くっつきあいながらも視線は交わさぬまま、あたしたちはしばらく空を見上げた。青い空、南国の花の甘い香りに、静かな空気。それはとても落ち着く時間だった――のどかで、爽やかで…ちょっと落ち着き過ぎちゃってるくらい。なんだか物足りないっていうか…。やがて首が痛くなると共に、あたしはすっかり自分を持て余した。だって、ヤムチャってば全然なーんにもしてこないのよ。自分から腕枕に誘ったくせに。中途半端よね、まったく。
そこであたしは考えて、さっきもらった花の枝を手に取った。口に出して言ったりしないわ。あたしは空気が読めるから。
今は沈黙し続けているその口を花びらでくすぐってやると、ヤムチャは怪訝そうに眉を動かしてあたしを見た。あたしは素知らぬ顔で花を揺らし続けた。望む反応ではなかったから。やがてヤムチャが腰を上げかけたところで、花を手放した。

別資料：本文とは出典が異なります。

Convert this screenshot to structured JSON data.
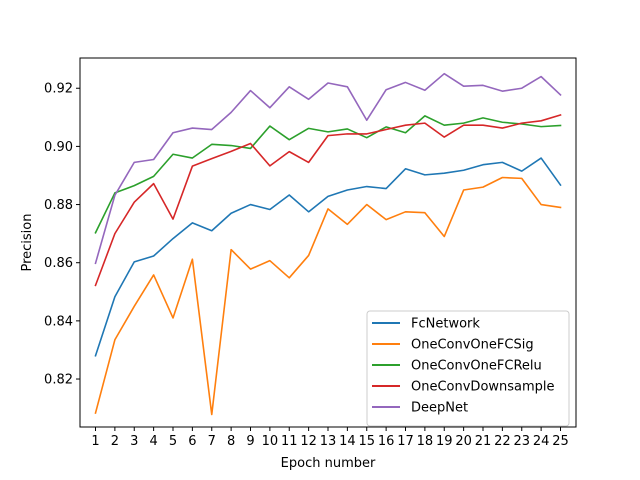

ヤムチャは軽く被さるようにして、あたしのおでこにキスをした。それもあたしの望む反応ではなかったけど、だからかしら、妙に新鮮だった。なんかくすぐったい感じ。頬ならわかるけど、おでこってあんまりキスしないもん。
でもその後ヤムチャが体を起こしたので、その感覚はたちまち消えた。
「さて、戻るか。もう昼だしな」
「えー、もう?」
もうっていうか、ここで?ここで戻っちゃうの?せっかくいい雰囲気だったのにー。『もう昼』じゃなくて『まだ昼』でしょ。まさかこの期に及んで『お腹空いた』とか言うんじゃないでしょうね?
あたしが眉を寄せると、ヤムチャは惚けたような顔をして腰を上げた。態度はともかくその口から出てきた言葉は、少なくとも見当外れとだけは言えないものだった。
「遅くなるとランチさんが困るだろ。きっとこんなところにいるなんて思わないだろうからな」
「…あ。そっか、ランチさん…」
あたしは思わず目を丸くした。そういえば一緒にごはん食べる約束してたんだっけ。やだ、すっかり忘れてたわ。
「じゃあ、早く戻らなくちゃ。ランチさんきっと探してるわ。あまり土地勘よくなさそうだったものね」
朝に思い出した昨夜のランチさんとの会話を思い出しながら、あたしも腰を上げた。もうヤムチャったら、もっと早くに教えてくれればいいのに。中途半端な気分出してないでさ。ああもう、すっかり太陽が上にあるじゃないの。
「ねえ、早くー」
ブーゲンビリアの枝を拾い上げてから、あたしはヤムチャの手を取った。先に立ったくせして遅いから。
来た時には手を取ってくれたのに。なんてことを思いながら。